To extend the success in cervical cancer to cancer in general, scientists strive to identify biological markers that can finger incipient cancerous cells and predict whether they will evolve to significant cancer. They hope to develop noninvasive and inexpensive ways to screen for these markers in cells or body fluids that a person discharges. Novel imaging techniques will locate the cancerous lesions in the body, so that they will be removed before metastasis. Or drugs targeted at specific regulatory defects will be developed that, if not curing cancer, would push its onset to beyond person’s natural life span. These are tall order, but properly synthesized, knowledge on the molecular and cellular level can contribute to preventing a person from becoming a patient.[xli]

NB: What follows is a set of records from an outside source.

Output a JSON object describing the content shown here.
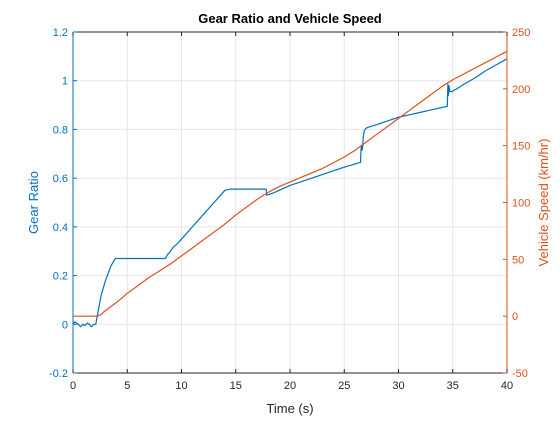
{
  "chart_data": {
    "type": "line",
    "title": "Gear Ratio and Vehicle Speed",
    "xlabel": "Time (s)",
    "ylabel_left": "Gear Ratio",
    "ylabel_right": "Vehicle Speed (km/hr)",
    "xlim": [
      0,
      40
    ],
    "ylim_left": [
      -0.2,
      1.2
    ],
    "ylim_right": [
      -50,
      250
    ],
    "x_ticks": [
      0,
      5,
      10,
      15,
      20,
      25,
      30,
      35,
      40
    ],
    "y_ticks_left": [
      -0.2,
      0,
      0.2,
      0.4,
      0.6,
      0.8,
      1,
      1.2
    ],
    "y_tick_labels_left": [
      "-0.2",
      "0",
      "0.2",
      "0.4",
      "0.6",
      "0.8",
      "1",
      "1.2"
    ],
    "y_ticks_right": [
      -50,
      0,
      50,
      100,
      150,
      200,
      250
    ],
    "grid": true,
    "colors": {
      "left": "#0072BD",
      "right": "#D95319",
      "axis": "#262626",
      "grid": "#e6e6e6"
    },
    "series": [
      {
        "axis": "left",
        "color": "#0072BD",
        "x": [
          0,
          0.15,
          0.3,
          0.5,
          0.7,
          0.9,
          1.1,
          1.3,
          1.5,
          1.7,
          1.9,
          2.1,
          2.3,
          2.6,
          3.0,
          3.5,
          3.9,
          4.5,
          5,
          6,
          7,
          8,
          8.5,
          8.7,
          9.0,
          9.2,
          9.6,
          10,
          11,
          12,
          13,
          14,
          14.5,
          15,
          16,
          17,
          17.8,
          17.85,
          18.5,
          19,
          20,
          21,
          22,
          23,
          24,
          25,
          26.5,
          26.55,
          26.6,
          26.65,
          26.7,
          26.75,
          26.85,
          27.0,
          27.3,
          28,
          29,
          30,
          31,
          32,
          33,
          34,
          34.5,
          34.55,
          34.6,
          34.65,
          34.75,
          34.9,
          35.5,
          36,
          37,
          38,
          39,
          40
        ],
        "values": [
          0.0,
          0.01,
          0.005,
          0.0,
          -0.01,
          0.0,
          -0.005,
          0.005,
          0.0,
          -0.01,
          0.0,
          0.0,
          0.05,
          0.12,
          0.18,
          0.24,
          0.27,
          0.27,
          0.27,
          0.27,
          0.27,
          0.27,
          0.27,
          0.285,
          0.3,
          0.315,
          0.33,
          0.35,
          0.4,
          0.45,
          0.5,
          0.55,
          0.555,
          0.555,
          0.555,
          0.555,
          0.555,
          0.53,
          0.54,
          0.55,
          0.57,
          0.585,
          0.6,
          0.615,
          0.63,
          0.645,
          0.665,
          0.72,
          0.735,
          0.715,
          0.73,
          0.77,
          0.795,
          0.805,
          0.81,
          0.82,
          0.835,
          0.85,
          0.86,
          0.87,
          0.88,
          0.89,
          0.895,
          0.985,
          0.94,
          0.98,
          0.955,
          0.955,
          0.97,
          0.985,
          1.01,
          1.04,
          1.065,
          1.09
        ]
      },
      {
        "axis": "right",
        "color": "#D95319",
        "x": [
          0,
          0.5,
          1,
          1.5,
          2,
          2.2,
          2.5,
          3,
          4,
          5,
          6,
          7,
          8,
          9,
          10,
          11,
          12,
          13,
          14,
          15,
          16,
          17,
          18,
          19,
          20,
          21,
          22,
          23,
          24,
          25,
          26,
          27,
          28,
          29,
          30,
          31,
          32,
          33,
          34,
          35,
          36,
          37,
          38,
          39,
          40
        ],
        "values": [
          0,
          0,
          0,
          0,
          0,
          0,
          1,
          5,
          12,
          20,
          27,
          34,
          40,
          46,
          53,
          60,
          67,
          74,
          81,
          89,
          96,
          103,
          109,
          114,
          118,
          122,
          126,
          130,
          135,
          140,
          146,
          153,
          160,
          167,
          174,
          181,
          188,
          195,
          202,
          208,
          213,
          218,
          223,
          228,
          233
        ]
      }
    ]
  }
}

A fashionable vision in the genomic era is drugs customized to specific groups of people with certain genetic dispositions. It is especially pertinent to cancer, where genetic dispositions play heavy roles and a drug is frequently effective only in a subset of patients. Instead of treating a common cancer such as breast cancer as a single disease, why not divide it into twenty diseases according to their different genetic defects, design drugs for each, and prescribe them to target patients identified by genetic tests? It sounds great, until one considers the costs of drug development. Pharmaceutical firms are counting on large markets to recover the exorbitantly high costs of drug discovery. Already, orphan diseases with few patients and third-world diseases such as malaria for which patients are too poor to pay must depend on public or philanthropic support for drug research. Will the fine subdivision of a common cancer turn it into a bunch of orphan diseases? Who is willing to fund drug research for them? Will the resultant drugs, if they appear, be so expensive that only the richest can afford? We land on problems of a higher socioeconomic level.
From environmental conditions that can induce cancer, scientists have successfully analyzed the disease into its molecular components. More difficultly, they are synthesizing knowledge to alleviate patient suffering and address environmental problems. From the top to the bottom and back, with numerous detours and backtracks, the complex journey belies simplistic ideologies such as holism and reductionism.